124 entry daha
  • yani şimdi aklıma geldi: acaba sosyal medya nosyonunun tam da çekingen, sosyofobik insanlara hitap etmesi gerekmez mi? yani burada "gerekmez mi"'den kastığım, kağıt üstünde bunun böyle olması lazım sanki. niye? çünkü sosyal medya benim gibi içine kapanık ya da içine kapanmak zorunda hisseden insanların gerçek hayatta karşılaştıkları "sunum" gerginliğini azaltacak olanaklar içeriyor. benim facebookta, twitterda ya da tumblr'da, hatta ekşi sözlükte bile falan kendimi göstermem için belli bir saç stili, atletik duruş, kıyafetler, kostümlere yatırım yapmam gerekmiyor. insanlarla tanışabilmem için bunları göz önünde bulundurma külfetinden kurtuluyorum. sesimin duyulmasına bile gerek yok ki? tam da idealize ettiğim bir şekilde, aklımdan geçen düşüncelerin dışadökümü ile varolabilirim. sıra, tanıştığım insanlarla görüşmeye geldiğinde, onların izlenimi de hakkımda olumlu olacağından (çıkışa gel durumu yoksa tabii...), üstümdeki "kendimi nasıl sunmalıyım" gerginliği yine normalden kat kat daha az olacak.

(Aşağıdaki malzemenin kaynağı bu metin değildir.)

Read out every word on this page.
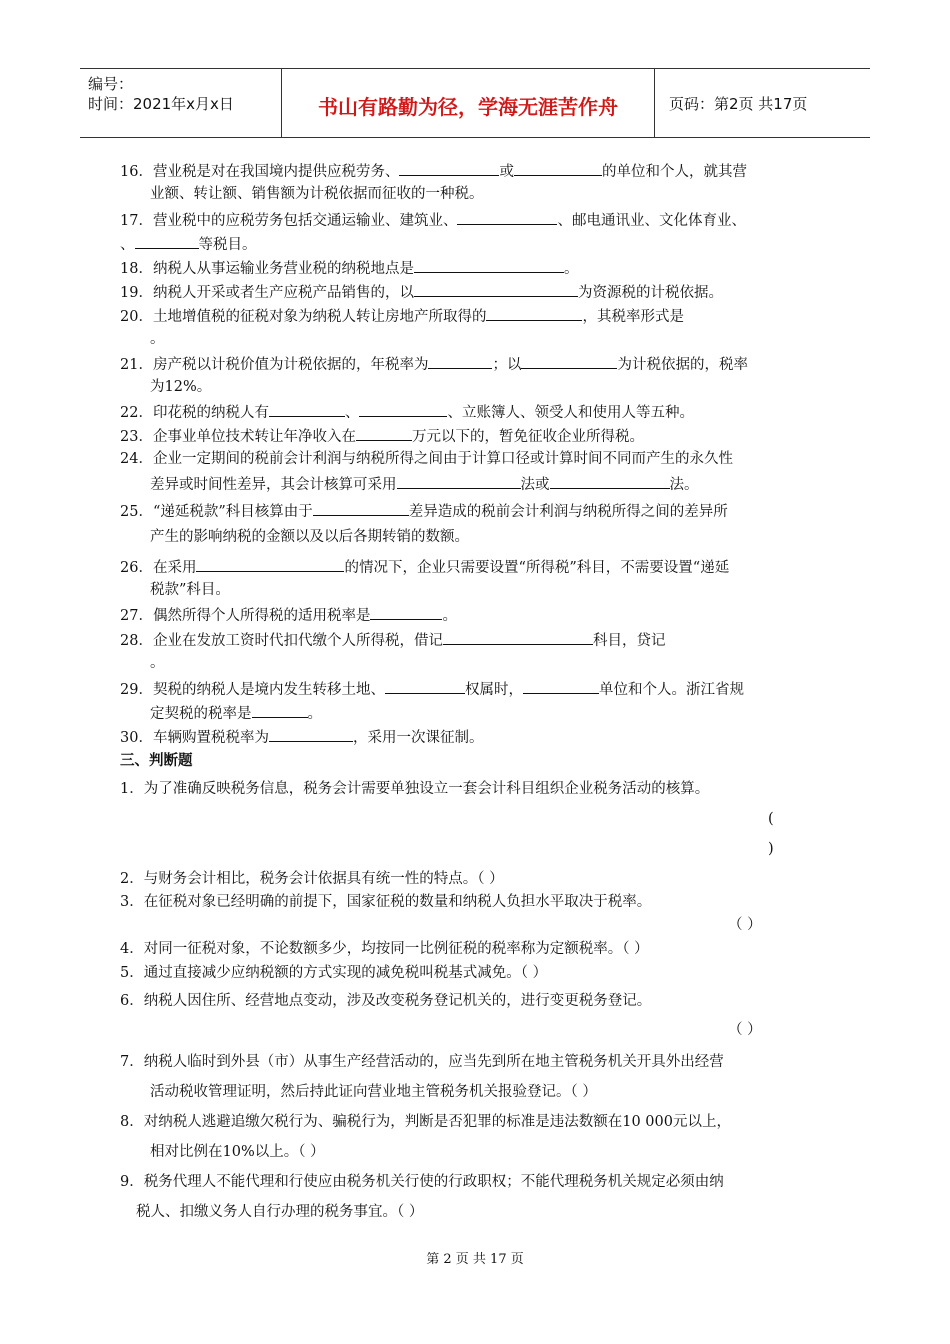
编号：
时间：2021年x月x日	书山有路勤为径，学海无涯苦作舟	页码：第2页 共17页
16．营业税是对在我国境内提供应税劳务、	或	的单位和个人，就其营
业额、转让额、销售额为计税依据而征收的一种税。
17．营业税中的应税劳务包括交通运输业、建筑业、	、邮电通讯业、文化体育业、
、	等税目。
18．纳税人从事运输业务营业税的纳税地点是	。
19．纳税人开采或者生产应税产品销售的，以	为资源税的计税依据。
20．土地增值税的征税对象为纳税人转让房地产所取得的	，其税率形式是
。
21．房产税以计税价值为计税依据的，年税率为	；以	为计税依据的，税率
为12%。
22．印花税的纳税人有	、	、立账簿人、领受人和使用人等五种。
23．企事业单位技术转让年净收入在	万元以下的，暂免征收企业所得税。
24．企业一定期间的税前会计利润与纳税所得之间由于计算口径或计算时间不同而产生的永久性
差异或时间性差异，其会计核算可采用	法或	法。
25．“递延税款”科目核算由于	差异造成的税前会计利润与纳税所得之间的差异所
产生的影响纳税的金额以及以后各期转销的数额。
26．在采用	的情况下，企业只需要设置“所得税”科目，不需要设置“递延
税款”科目。
27．偶然所得个人所得税的适用税率是	。
28．企业在发放工资时代扣代缴个人所得税，借记	科目，贷记
。
29．契税的纳税人是境内发生转移土地、	权属时，	单位和个人。浙江省规
定契税的税率是	。
30．车辆购置税税率为	，采用一次课征制。
三、判断题
1．为了准确反映税务信息，税务会计需要单独设立一套会计科目组织企业税务活动的核算。
(
)
2．与财务会计相比，税务会计依据具有统一性的特点。（ ）
3．在征税对象已经明确的前提下，国家征税的数量和纳税人负担水平取决于税率。
（ ）
4．对同一征税对象，不论数额多少，均按同一比例征税的税率称为定额税率。（ ）
5．通过直接减少应纳税额的方式实现的减免税叫税基式减免。（ ）
6．纳税人因住所、经营地点变动，涉及改变税务登记机关的，进行变更税务登记。
（ ）
7．纳税人临时到外县（市）从事生产经营活动的，应当先到所在地主管税务机关开具外出经营
活动税收管理证明，然后持此证向营业地主管税务机关报验登记。（ ）
8．对纳税人逃避追缴欠税行为、骗税行为，判断是否犯罪的标准是违法数额在10 000元以上，
相对比例在10%以上。（ ）
9．税务代理人不能代理和行使应由税务机关行使的行政职权；不能代理税务机关规定必须由纳
税人、扣缴义务人自行办理的税务事宜。（ ）
第 2 页 共 17 页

    her şey çok güzel gözüküyor... e peki, neden olmuyor? neden facebook hesabım olmasına rağmen ne doğru düzgün bir paylaşımım var ne de resmim, beğenilerim, zartım zurtum (pek kullanmıyorum yani)? buraya niye entry yazamıyorum doğru düzgün (bkz: sosyal fobi/@inscrutable)? sosyal medya, tüm bu avantajları sağlamasına rağmen, belli ki ardındaki patolojiye bir rahatlama getiremiyor. bunun neden olduğuna dair kesin bir kanım yok ama en azından facebook için (tek hesabım olan o) bir fikrim var. evet, bu site, sosyal medya açısından önder olabilir... ama facebook'un kendini içine kapanık, sıkıntılı insanlara sunuşunda hala göz korktucu bir dışadönüklük, "bak, sen de bize dahilsin artık"lık hissi var. bu his, facebook'ta her 10 dakikada bir yeni yeni şeyler paylayan, beğenen, yorumlar yapan, başkalarıyla 'arkadaş' olan daha sağlıklı 'arkadaş'larımı (müstehzilikten ziyade facebook terminolojisi sıkıntısı: listemdeki her insanla bir şekilde bir muhabbetim olmuştur yoksa, dostum olmasalar da) gördükçe daha da körükleniyor. paylaşımlara yapılan yorumlar, beğeniler, milletin kendi duvarında da paylaşması... bunların her biri, nasıl alışabileceğimi bilemediğim bir para birimi gibi geliyor. ama millet kullanırken o kadar yetkince yapıyor ki bunu. tüccar gibiler.

    ben facebook'u öyle kullanamam yani, olacak iş değil. evet, kendimi istediğim gibi tanıtmak olanağını facebook bana sağlıyor. sağlıyor sağlamasına ama, bunu yaparken yine de birçok şeyi sergilemek zorunda kalıyorum. daha doğrusu, facebooktaki etkileşim bu karşılıklı sergileme üzerine kurulu (yoksa tabii privacy ayarları falan var ama...). news feed ayrı bir galeri, milletin duvarı ayrı bir galeri yahu. napayım onu ben? ben zaten bundan kaçmaya çalışıyorum.